看來是我激怒了那陣眼!於問問心中一沉。
這陣法原有兩股力量相互制衡,可能只是想要將我困住,如今卻變成一力獨霸,竟要置我於死地。這般下去,縱是死命支撐,只怕不消半個時辰,我便是血盡力竭一具殘屍了。莫非我於問問今日竟要命喪於此?

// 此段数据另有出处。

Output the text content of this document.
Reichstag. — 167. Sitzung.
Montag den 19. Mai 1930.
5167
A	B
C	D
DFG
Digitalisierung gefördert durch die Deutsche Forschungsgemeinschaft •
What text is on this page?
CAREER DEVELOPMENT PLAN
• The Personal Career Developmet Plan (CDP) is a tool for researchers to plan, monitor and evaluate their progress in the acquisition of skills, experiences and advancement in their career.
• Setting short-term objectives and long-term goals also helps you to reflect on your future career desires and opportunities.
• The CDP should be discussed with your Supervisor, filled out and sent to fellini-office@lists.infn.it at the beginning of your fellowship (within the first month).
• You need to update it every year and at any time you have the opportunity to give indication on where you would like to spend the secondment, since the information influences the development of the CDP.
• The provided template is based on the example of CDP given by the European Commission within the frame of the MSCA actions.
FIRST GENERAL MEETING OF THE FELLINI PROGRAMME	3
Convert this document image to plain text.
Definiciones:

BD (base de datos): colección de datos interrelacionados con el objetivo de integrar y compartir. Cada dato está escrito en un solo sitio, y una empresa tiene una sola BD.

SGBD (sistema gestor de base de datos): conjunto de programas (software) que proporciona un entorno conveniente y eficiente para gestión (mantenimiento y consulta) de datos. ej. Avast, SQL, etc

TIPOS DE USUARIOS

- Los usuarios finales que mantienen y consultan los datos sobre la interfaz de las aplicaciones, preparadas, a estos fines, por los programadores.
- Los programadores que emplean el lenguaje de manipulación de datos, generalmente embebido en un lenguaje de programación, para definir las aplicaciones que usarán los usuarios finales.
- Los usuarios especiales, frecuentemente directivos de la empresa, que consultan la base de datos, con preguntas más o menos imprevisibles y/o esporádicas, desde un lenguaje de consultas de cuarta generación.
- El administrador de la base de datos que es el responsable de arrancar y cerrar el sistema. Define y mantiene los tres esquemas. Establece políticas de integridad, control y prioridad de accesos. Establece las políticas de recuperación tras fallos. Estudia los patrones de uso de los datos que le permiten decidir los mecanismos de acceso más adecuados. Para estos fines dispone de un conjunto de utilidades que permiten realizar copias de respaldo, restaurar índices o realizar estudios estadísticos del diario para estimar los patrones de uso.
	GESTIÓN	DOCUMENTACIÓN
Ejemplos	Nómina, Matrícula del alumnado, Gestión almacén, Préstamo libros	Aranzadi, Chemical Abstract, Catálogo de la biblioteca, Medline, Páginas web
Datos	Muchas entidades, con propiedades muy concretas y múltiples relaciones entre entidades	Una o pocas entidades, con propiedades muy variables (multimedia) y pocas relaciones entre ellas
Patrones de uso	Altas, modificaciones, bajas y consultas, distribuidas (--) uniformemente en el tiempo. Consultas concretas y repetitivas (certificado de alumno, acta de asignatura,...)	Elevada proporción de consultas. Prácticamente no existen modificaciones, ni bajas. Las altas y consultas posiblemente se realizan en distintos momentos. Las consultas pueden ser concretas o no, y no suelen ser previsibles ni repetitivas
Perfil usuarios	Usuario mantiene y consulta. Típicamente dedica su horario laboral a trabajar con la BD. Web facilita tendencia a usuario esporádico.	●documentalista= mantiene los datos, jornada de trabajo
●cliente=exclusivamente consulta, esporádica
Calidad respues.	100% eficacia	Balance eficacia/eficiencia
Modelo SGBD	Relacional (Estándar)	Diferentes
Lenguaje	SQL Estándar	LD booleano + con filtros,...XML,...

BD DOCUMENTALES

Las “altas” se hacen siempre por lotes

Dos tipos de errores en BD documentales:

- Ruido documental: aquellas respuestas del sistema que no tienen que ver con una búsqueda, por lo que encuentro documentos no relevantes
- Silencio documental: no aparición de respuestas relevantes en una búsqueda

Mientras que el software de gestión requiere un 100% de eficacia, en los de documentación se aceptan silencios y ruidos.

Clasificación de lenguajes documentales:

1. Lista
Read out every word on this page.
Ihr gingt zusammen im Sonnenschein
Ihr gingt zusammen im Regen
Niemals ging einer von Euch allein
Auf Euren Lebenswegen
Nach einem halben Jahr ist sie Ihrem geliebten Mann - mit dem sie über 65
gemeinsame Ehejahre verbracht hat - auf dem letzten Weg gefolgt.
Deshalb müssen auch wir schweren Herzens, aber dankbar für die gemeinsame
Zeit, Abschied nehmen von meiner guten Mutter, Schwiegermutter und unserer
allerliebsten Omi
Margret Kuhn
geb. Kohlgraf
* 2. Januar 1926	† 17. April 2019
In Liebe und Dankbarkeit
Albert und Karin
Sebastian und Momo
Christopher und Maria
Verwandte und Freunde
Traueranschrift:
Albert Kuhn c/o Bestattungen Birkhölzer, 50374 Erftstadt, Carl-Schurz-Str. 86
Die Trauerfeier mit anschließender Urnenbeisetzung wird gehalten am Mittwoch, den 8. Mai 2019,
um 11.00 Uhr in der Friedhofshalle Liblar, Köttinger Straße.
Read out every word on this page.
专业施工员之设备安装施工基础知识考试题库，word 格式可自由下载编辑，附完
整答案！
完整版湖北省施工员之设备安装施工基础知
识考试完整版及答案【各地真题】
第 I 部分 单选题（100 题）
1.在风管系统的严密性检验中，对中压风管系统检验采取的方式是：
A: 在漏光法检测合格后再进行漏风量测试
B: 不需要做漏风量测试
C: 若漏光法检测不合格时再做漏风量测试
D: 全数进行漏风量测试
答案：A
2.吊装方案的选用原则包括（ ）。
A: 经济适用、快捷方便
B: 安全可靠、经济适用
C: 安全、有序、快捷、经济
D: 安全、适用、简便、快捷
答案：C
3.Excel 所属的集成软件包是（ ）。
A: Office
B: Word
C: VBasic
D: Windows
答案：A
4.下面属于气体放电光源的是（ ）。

再看那陣眼中,一物已近癲狂,數次往上衝擊,好似要自那地下躍出。
它卻是個睚眥必報的東西!我並未再向它發起攻擊,緣何它卻變得如此狂躁?
等等,莫非是因爲——我這一身的血腥?
那我便成全你!於問問心一橫,索性將那手腕割破,將鮮血汩汩注入腳底地縫之中。
陣中光芒越發熾烈,於問問眼看便要傷重難支。
突然,一隻翠綠色小蟲自那地縫中激射而出。這蟲閃着血色寒光,還帶着歡呼般的嘯聲。
於問問揮劍,“唰”一聲將那蟲擊作兩截。
一瞬間,那陣法轟然坍塌。所有光芒收成一束,“嘭”將於問問身體洞穿。
“啊……”於問問用盡全身力氣,撞向了那門。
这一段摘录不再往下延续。